The prosecutor’s office of St. Petersburg has launched a probe of TV Rain over a poll dedicated to the 70th anniversary of the lifting of the Leningrad Blockade, the prosecutor’s website reported. The probe was initiated in response to complaints from survivors of the Blockade, outraged at TV Rain’s question: “Should Leningrad have surrendered, in order to save hundreds of thousands of lives?”
“The St. Petersburg Prosecutor’s Office is checking for possible violations. Did the television channel cross the line of the permissible before the memorable date of the final lifting of the Blockade?!” the report states. The Prosecutor’s Office noted that veterans of the war “were outraged at the scandalous survey by TV Rain.”
“It is blasphemy to ask such a question, in a country, that suffered the greatest casualties, in order to defeat fascism and liberate the world from fascism,” the prosecutor’s office said, citing a complain from veterans [1. the punctuation in the original is preserved].
On January 29, the Legislative Assembly of St. Petersburg appealed to Yury Chaika, Prosecutor General of Russia, with a request to punish TV Rain “up to closure.” The deputies stated that the poll offended the memory of those people who died in the Blockade. Roskomnadzor [State Communications Supervision] is also conducting its own examination of the incident. The agency has already noted that the incident is more likely “in the moral and ethical dimension” than the legal dimension.

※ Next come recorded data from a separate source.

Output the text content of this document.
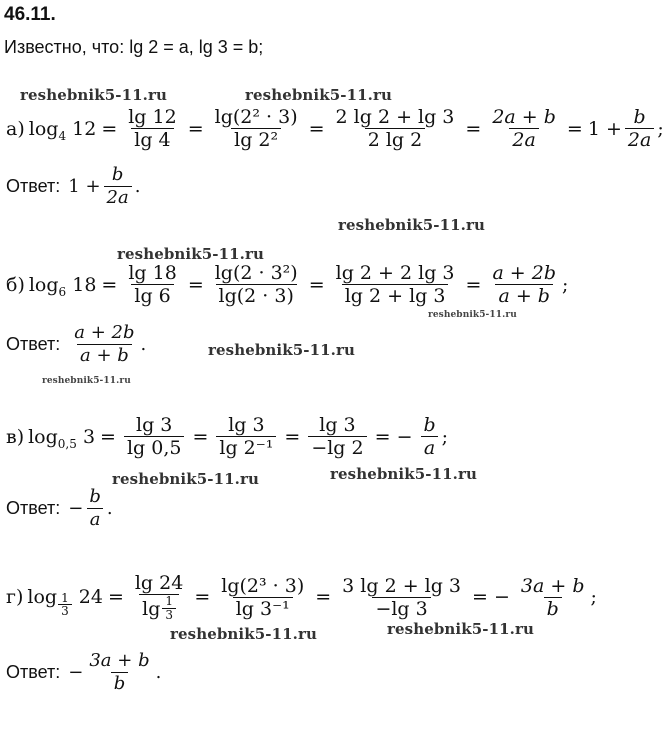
46.11.
Известно, что: lg 2 = a, lg 3 = b;
reshebnik5-11.ru	reshebnik5-11.ru
reshebnik5-11.ru
reshebnik5-11.ru
reshebnik5-11.ru
reshebnik5-11.ru
reshebnik5-11.ru
reshebnik5-11.ru	reshebnik5-11.ru
reshebnik5-11.ru	reshebnik5-11.ru
а) $\log_4 12 = \frac{\lg 12}{\lg 4} = \frac{\text{lg(2² · 3)}}{\text{lg 2²}} = \frac{2 \lg 2 + \lg 3}{2 \lg 2} = \frac{2a + b}{2a} = 1 + \frac{b}{2a}$ ;
Ответ: $1 + \frac{b}{2a}$ .
б) $\log_6 18 = \frac{\lg 18}{\lg 6} = \frac{\text{lg(2 · 3²)}}{\lg(2 \cdot 3)} = \frac{\lg 2 + 2 \lg 3}{\lg 2 + \lg 3} = \frac{a + 2b}{a + b}$ ;
Ответ: $\frac{a + 2b}{a + b}$ .
в) $\log_{0,5} 3 = \frac{\lg 3}{\lg 0,5} = \frac{\lg 3}{\text{lg 2⁻¹}} = \frac{\lg 3}{-\lg 2}$ = − $\frac{b}{a}$ ;
Ответ: − $\frac{b}{a}$ .
г) $\log \frac{1}{3}$
$24 = \frac{\lg 24}{\lg \frac{1}{3}} = \frac{\text{lg(2³ · 3)}}{\text{lg 3⁻¹}} = \frac{3 \lg 2 + \lg 3}{-\lg 3}$ = − $\frac{3a + b}{b}$ ;
Ответ: − $\frac{3a + b}{b}$ .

The news came out on January 29 that several cable operators, including Akado, Rostelekom and NTV-Plus had dropped TV Rain from its packages. But social network users reported that Rostelekom and NTV-Plus restored TV Rain after a certain time. Trikolor TV, the largest operator of paid television announced that it did not plan to drop TV Rain from its networks.
Internet users massively condemned the shut-down of TV Rain’s broadcasting, and called for a boycott of the operators who had dropped the television channel. Commenting on the operators’ actions, Natalya Sindeyeva, general director of TV Rain, announced that they had acted upon orders from above and that the question of shutting down the television station was exclusively in the political and not the legal domain. Russian presidential press secretary Dmitry Peskov announced that TV Rain “had crossed all borders of the permissible,” however noted that the poll, in his view, was not a violation of any law.